Let us live in a sacred past, and regard ourselves as trustees of many possessions, and only trustees, and as bound to vindicate our trust and have an ample acquittal at the last.

So Ahab lay down upon his bed, turned away his face, and would eat no bread. But there is a way of accomplishing mean desires. There is a way of obtaining what we want. Take heart! There is a way of possessing oneself of almost whatever one desires. There is always some Merlin who will bring every Uther-Pendragon what he longs to have; there is always some Lady Macbeth who will show the thane how to become king. There is always a way to be bad. The gate of hell stands wide open; or, if apparently half closed, a touch will make it fly back, and the road is broad that leads to destruction.

Jezebel said she would find the garden or vineyard for her husband. She taunted him. “Dost thou now govern the kingdom of Israel? Arise and eat bread, and let thine heart be merry. I will give thee the vineyard of Naboth, the Jezreelite.” Jezebel threw into the word “govern” a subtle and significant emphasis.

How will she proceed? She will be ceremoniously religious; she will proclaim a fast. O thou sweet, white, pure religion, thou hast been forced into strange uses! “Proclaim a fast;” lengthen your faces; mimic solemnity; promise your hunger an early satisfaction, but look as if you were fasting.

It is a sure sign of mischief when certain men become serious. The moment they appear to be religious the devil is just adding the last touch to the building which he has been putting up within their souls. When they talk long words—when they speak about responsibility, obligation, duty, conscience, compulsion of conviction—they are walking over tesselated pavement into the very jaws of hell.

They do not mean their words; they do but use them. “The heart is deceitful above all things, and desperately wicked.”

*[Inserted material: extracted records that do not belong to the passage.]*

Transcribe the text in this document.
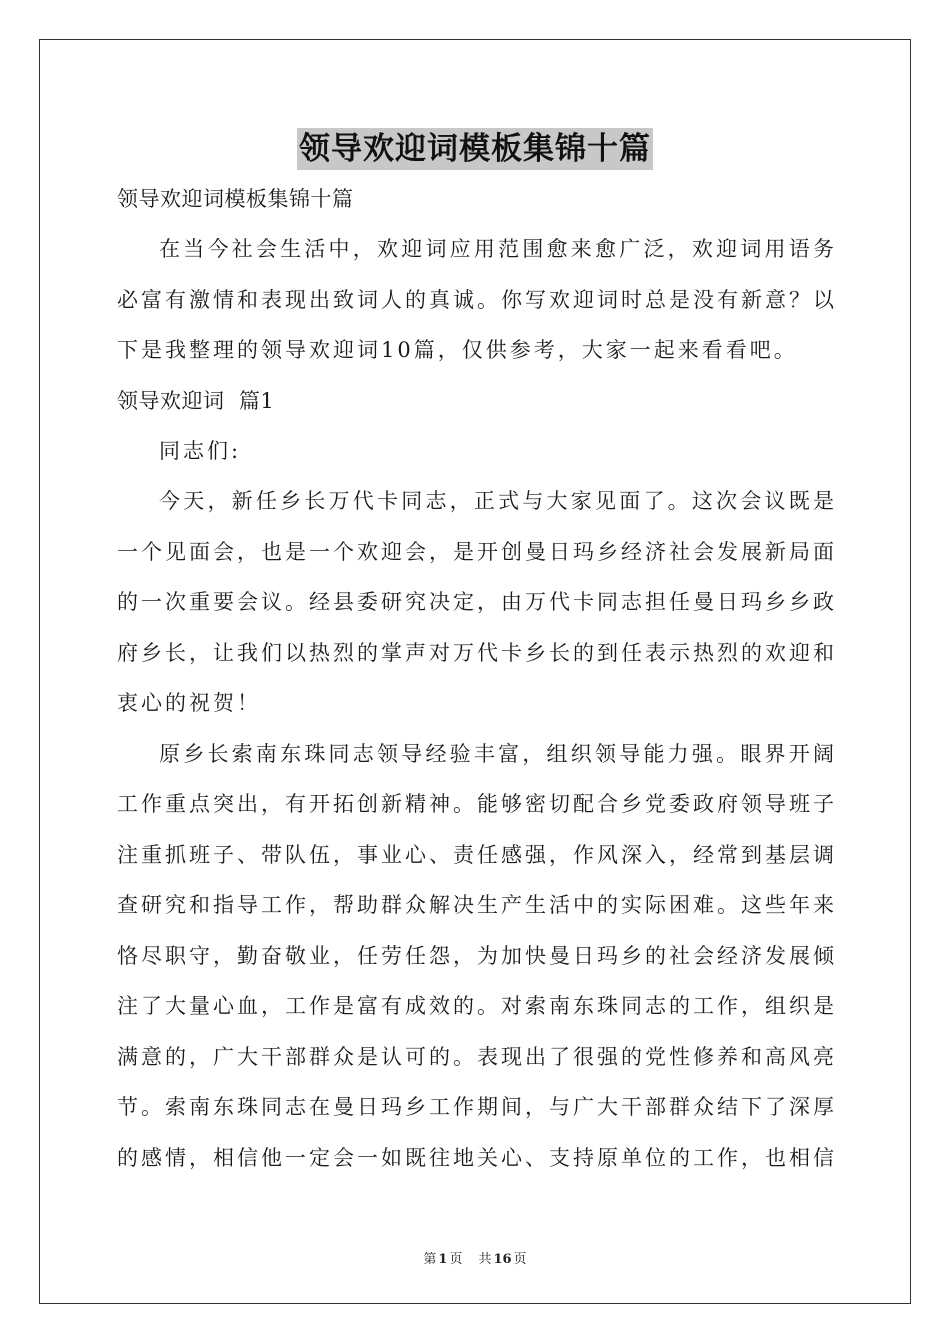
领导欢迎词模板集锦十篇
领导欢迎词模板集锦十篇

在当今社会生活中，欢迎词应用范围愈来愈广泛，欢迎词用语务必富有激情和表现出致词人的真诚。你写欢迎词时总是没有新意？以下是我整理的领导欢迎词10篇，仅供参考，大家一起来看看吧。

领导欢迎词  篇1

同志们:

今天，新任乡长万代卡同志，正式与大家见面了。这次会议既是一个见面会，也是一个欢迎会，是开创曼日玛乡经济社会发展新局面的一次重要会议。经县委研究决定，由万代卡同志担任曼日玛乡乡政府乡长，让我们以热烈的掌声对万代卡乡长的到任表示热烈的欢迎和衷心的祝贺！

原乡长索南东珠同志领导经验丰富，组织领导能力强。眼界开阔工作重点突出，有开拓创新精神。能够密切配合乡党委政府领导班子注重抓班子、带队伍，事业心、责任感强，作风深入，经常到基层调查研究和指导工作，帮助群众解决生产生活中的实际困难。这些年来恪尽职守，勤奋敬业，任劳任怨，为加快曼日玛乡的社会经济发展倾注了大量心血，工作是富有成效的。对索南东珠同志的工作，组织是满意的，广大干部群众是认可的。表现出了很强的党性修养和高风亮节。索南东珠同志在曼日玛乡工作期间，与广大干部群众结下了深厚的感情，相信他一定会一如既往地关心、支持原单位的工作，也相信

第 1 页 共 16 页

First of all, then, be ceremoniously religious, Jezebel; then trample down truth. “Set two men, sons of Belial, before him, to bear witness against him, saying: ‘Thou didst blaspheme God and the king.’” Falsehood is always ready. A great black lie is always willing to be loosed and to be set going in the minds of men to pervert them and mislead them. It is always open to the bad heart to speak the untrue word. Nor is the untrue word always frankly and broadly spoken. If so, it could be answered in some cases.

The false word is hardly spoken at all; it is uttered in a whisper. Falsehood is made to use signs and gestures; even silence is made to bear witness to falsehood. Truly, again we may say: “The heart is deceitful above all things, and desperately wicked.” Tell a lie big enough about any man, and it will be difficult, if not impossible, to do away with the consequences of the false accusation. People will always be found to say: “There must be something in it; it may not be just as rumor has it, but surely a statement of that kind never could have been invented. Allowing a good deal for exaggeration, there must be something in it.”

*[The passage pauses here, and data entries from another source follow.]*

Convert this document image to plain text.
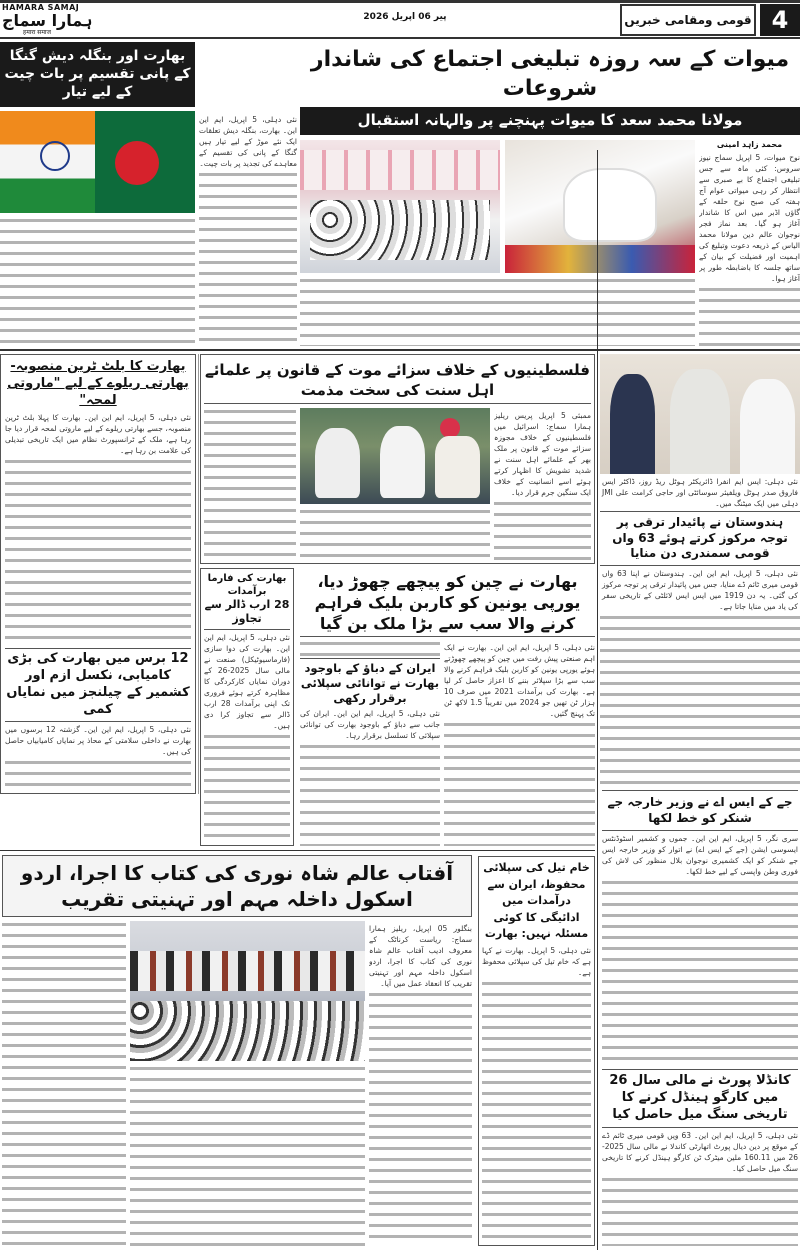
HAMARA SAMAJ
ہمارا سماج
हमारा समाज
پیر 06 اپریل 2026	قومی ومقامی خبریں 4
میوات کے سہ روزہ تبلیغی اجتماع کی شاندار شروعات
مولانا محمد سعد کا میوات پہنچنے پر والہانہ استقبال
محمد زاہد امینی
نوح میوات، 5 اپریل سماج نیوز سروس: کئی ماہ سے جس تبلیغی اجتماع کا بے صبری سے انتظار کر رہی میواتی عوام آج ہفتہ کی صبح نوح حلقہ کے گاؤں اڈبر میں اس کا شاندار آغاز ہو گیا۔ بعد نماز فجر نوجوان عالم دین مولانا محمد الیاس کے ذریعہ دعوت وتبلیغ کی اہمیت اور فضیلت کے بیان کے ساتھ جلسہ کا باضابطہ طور پر آغاز ہوا۔
بھارت اور بنگلہ دیش گنگا کے پانی تقسیم پر بات چیت کے لیے تیار
نئی دہلی، 5 اپریل، ایم این این۔ بھارت، بنگلہ دیش تعلقات ایک نئے موڑ کے لیے تیار ہیں گنگا کے پانی کی تقسیم کے معاہدے کی تجدید پر بات چیت۔
بھارت کا بلٹ ٹرین منصوبہ- بھارتی ریلوے کے لیے "ماروتی لمحہ"
نئی دہلی، 5 اپریل، ایم این این۔ بھارت کا پہلا بلٹ ٹرین منصوبہ، جسے بھارتی ریلوے کے لیے ماروتی لمحہ قرار دیا جا رہا ہے، ملک کے ٹرانسپورٹ نظام میں ایک تاریخی تبدیلی کی علامت بن رہا ہے۔
12 برس میں بھارت کی بڑی کامیابی، نکسل ازم اور کشمیر کے چیلنجز میں نمایاں کمی
نئی دہلی، 5 اپریل، ایم این این۔ گزشتہ 12 برسوں میں بھارت نے داخلی سلامتی کے محاذ پر نمایاں کامیابیاں حاصل کی ہیں۔
فلسطینیوں کے خلاف سزائے موت کے قانون پر علمائے اہل سنت کی سخت مذمت
ممبئی 5 اپریل پریس ریلیز ہمارا سماج: اسرائیل میں فلسطینیوں کے خلاف مجوزہ سزائے موت کے قانون پر ملک بھر کے علمائے اہل سنت نے شدید تشویش کا اظہار کرتے ہوئے اسے انسانیت کے خلاف ایک سنگین جرم قرار دیا۔
نئی دہلی: ایس ایم انفرا ڈائریکٹر ہوٹل ریڈ روز، ڈاکٹر ایس فاروق صدر ہوٹل ویلفیئر سوسائٹی اور حاجی کرامت علی JMI دہلی میں ایک میٹنگ میں۔
ہندوستان نے پائیدار ترقی پر توجہ مرکوز کرتے ہوئے 63 واں قومی سمندری دن منایا
نئی دہلی، 5 اپریل، ایم این این۔ ہندوستان نے اپنا 63 واں قومی میری ٹائم ڈے منایا، جس میں پائیدار ترقی پر توجہ مرکوز کی گئی۔ یہ دن 1919 میں ایس ایس لائلٹی کے تاریخی سفر کی یاد میں منایا جاتا ہے۔
بھارت کی فارما برآمدات
28 ارب ڈالر سے تجاوز
نئی دہلی، 5 اپریل، ایم این این۔ بھارت کی دوا سازی (فارماسیوٹیکل) صنعت نے مالی سال 2025-26 کے دوران نمایاں کارکردگی کا مظاہرہ کرتے ہوئے فروری تک اپنی برآمدات 28 ارب ڈالر سے تجاوز کرا دی ہیں۔
بھارت نے چین کو پیچھے چھوڑ دیا، یورپی یونین کو کاربن بلیک فراہم کرنے والا سب سے بڑا ملک بن گیا
ایران کے دباؤ کے باوجود بھارت نے توانائی سپلائی برقرار رکھی
نئی دہلی، 5 اپریل، ایم این این۔ ایران کی جانب سے دباؤ کے باوجود بھارت کی توانائی سپلائی کا تسلسل برقرار رہا۔
نئی دہلی، 5 اپریل، ایم این این۔ بھارت نے ایک اہم صنعتی پیش رفت میں چین کو پیچھے چھوڑتے ہوئے یورپی یونین کو کاربن بلیک فراہم کرنے والا سب سے بڑا سپلائر بننے کا اعزاز حاصل کر لیا ہے۔ بھارت کی برآمدات 2021 میں صرف 10 ہزار ٹن تھیں جو 2024 میں تقریباً 1.5 لاکھ ٹن تک پہنچ گئیں۔
جے کے ایس اے نے وزیر خارجہ جے شنکر کو خط لکھا
سری نگر، 5 اپریل، ایم این این۔ جموں و کشمیر اسٹوڈنٹس ایسوسی ایشن (جے کے ایس اے) نے اتوار کو وزیر خارجہ ایس جے شنکر کو ایک کشمیری نوجوان بلال منظور کی لاش کی فوری وطن واپسی کے لیے خط لکھا۔
کانڈلا پورٹ نے مالی سال 26 میں کارگو ہینڈل کرنے کا تاریخی سنگ میل حاصل کیا
نئی دہلی، 5 اپریل، ایم این این۔ 63 ویں قومی میری ٹائم ڈے کے موقع پر دین دیال پورٹ اتھارٹی کاندلا نے مالی سال 2025-26 میں 160.11 ملین میٹرک ٹن کارگو ہینڈل کرنے کا تاریخی سنگ میل حاصل کیا۔
آفتاب عالم شاہ نوری کی کتاب کا اجرا، اردو اسکول داخلہ مہم اور تہنیتی تقریب
بنگلور 05 اپریل، ریلیز ہمارا سماج: ریاست کرناٹک کے معروف ادیب آفتاب عالم شاہ نوری کی کتاب کا اجرا، اردو اسکول داخلہ مہم اور تہنیتی تقریب کا انعقاد عمل میں آیا۔
خام تیل کی سپلائی محفوظ، ایران سے درآمدات میں ادائیگی کا کوئی مسئلہ نہیں: بھارت
نئی دہلی، 5 اپریل۔ بھارت نے کہا ہے کہ خام تیل کی سپلائی محفوظ ہے۔
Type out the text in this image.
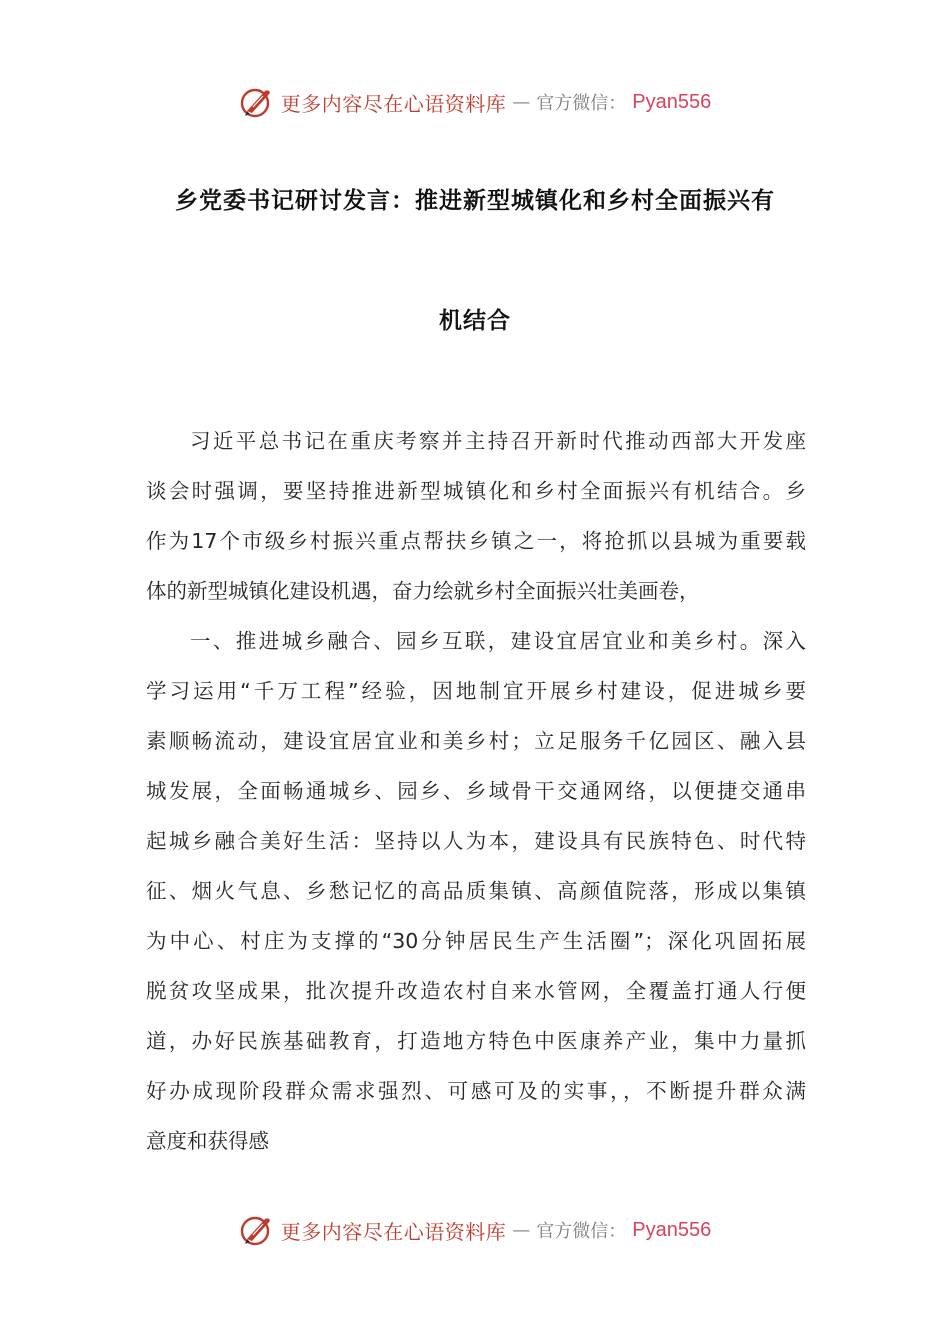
更多内容尽在心语资料库 — 官方微信： Pyan556
乡党委书记研讨发言：推进新型城镇化和乡村全面振兴有
机结合
习近平总书记在重庆考察并主持召开新时代推动西部大开发座
谈会时强调，要坚持推进新型城镇化和乡村全面振兴有机结合。乡
作为17个市级乡村振兴重点帮扶乡镇之一，将抢抓以县城为重要载
体的新型城镇化建设机遇，奋力绘就乡村全面振兴壮美画卷，
一、推进城乡融合、园乡互联，建设宜居宜业和美乡村。深入
学习运用“千万工程”经验，因地制宜开展乡村建设，促进城乡要
素顺畅流动，建设宜居宜业和美乡村；立足服务千亿园区、融入县
城发展，全面畅通城乡、园乡、乡域骨干交通网络，以便捷交通串
起城乡融合美好生活：坚持以人为本，建设具有民族特色、时代特
征、烟火气息、乡愁记忆的高品质集镇、高颜值院落，形成以集镇
为中心、村庄为支撑的“30分钟居民生产生活圈”；深化巩固拓展
脱贫攻坚成果，批次提升改造农村自来水管网，全覆盖打通人行便
道，办好民族基础教育，打造地方特色中医康养产业，集中力量抓
好办成现阶段群众需求强烈、可感可及的实事，，不断提升群众满
意度和获得感
更多内容尽在心语资料库 — 官方微信： Pyan556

Nor is it always possible to get even righteous men to purge their minds of that damnable sophism. Men who ought to stand up and say “There is nothing in it” hang down their heads, and with a coward’s gesture let the lie pass on.

This is how men insult the Son of God, and crucify the Man of truth. They will not be thorough, bold and fearless, and make the enemy ashamed of himself for either having invented or repeated a falsehood. Nor may the man escape because he says he heard the lie. Tell him he may have heard it, but he is yet responsible for repeating it. He may have no control over the hearing, but the moment he repeats it he adopts it, and renders himself amenable to the Eternal Righteousness.